ANRE Has Published the New Draft Connection Regulations

Following the public debate on the draft order amending the Connection Regulation and following discussions between Romanian Prime Minister Ilie Bolojan and ANRE President George Niculescu, the National Energy Regulatory Authority published on April 27, 2026 the new version of the draft amendment to the grid connection regulations. This form contains a different approach for investors interested in power generation, establishing multiple layers of financial guarantees and additional safeguards to ensure that projects are completed.

At the same time, ANRE will also amend the Regulation on granting licenses and authorizations in the electricity sector by requiring applicants to provide a security deposit when applying for an Establishment Authorization or when renewing it, if it has already been issued and the project has not yet been completed.

“ANRE has put two new regulations up for public debate: one that increases security deposits for connection from 5% to 20%, and another that introduces a security deposit per kW of installed capacity for obtaining establishment authorizations. The goal is clear: to eliminate projects without any real financial backing, which end up being traded on platforms like OLX. That’s not how we build solid production capacity, and that’s not how we bring the energy transition to fruition,” the head of the regulatory authority said.

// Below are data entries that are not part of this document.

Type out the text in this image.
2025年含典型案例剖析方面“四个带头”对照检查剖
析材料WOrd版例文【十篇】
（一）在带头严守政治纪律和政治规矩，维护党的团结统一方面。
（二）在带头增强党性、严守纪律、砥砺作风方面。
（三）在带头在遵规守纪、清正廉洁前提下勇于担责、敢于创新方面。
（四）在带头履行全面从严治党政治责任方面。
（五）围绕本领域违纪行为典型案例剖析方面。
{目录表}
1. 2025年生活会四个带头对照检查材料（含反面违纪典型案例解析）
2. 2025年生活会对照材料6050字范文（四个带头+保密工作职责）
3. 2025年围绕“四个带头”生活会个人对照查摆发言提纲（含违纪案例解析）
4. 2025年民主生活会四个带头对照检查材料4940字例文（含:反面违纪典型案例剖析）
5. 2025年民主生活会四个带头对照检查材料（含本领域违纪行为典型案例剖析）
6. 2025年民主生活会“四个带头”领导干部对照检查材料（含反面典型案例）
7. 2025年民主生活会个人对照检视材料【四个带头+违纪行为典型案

George Niculescu highlighted several key developments in this area over the past three years:

  • ANRE has adopted or revised more than 25 regulatory acts in key sectors: electricity, natural gas, renewable energy, energy storage and thermal energy.
  • ANRE has introduced financial guarantees for the first time to curb opportunistic behavior. The result: 9,300 MW released from the grid last year.
  • Operating licenses have been granted for 3,993 MW.
  • Investment in distribution networks increased from approximately RON 3.4 billion in 2023 to RON 3.7 billion in 2024 (+7%). For the period 2025–2029, estimates indicate an investment level that is approximately 40% higher, supported largely by non-reimbursable funds.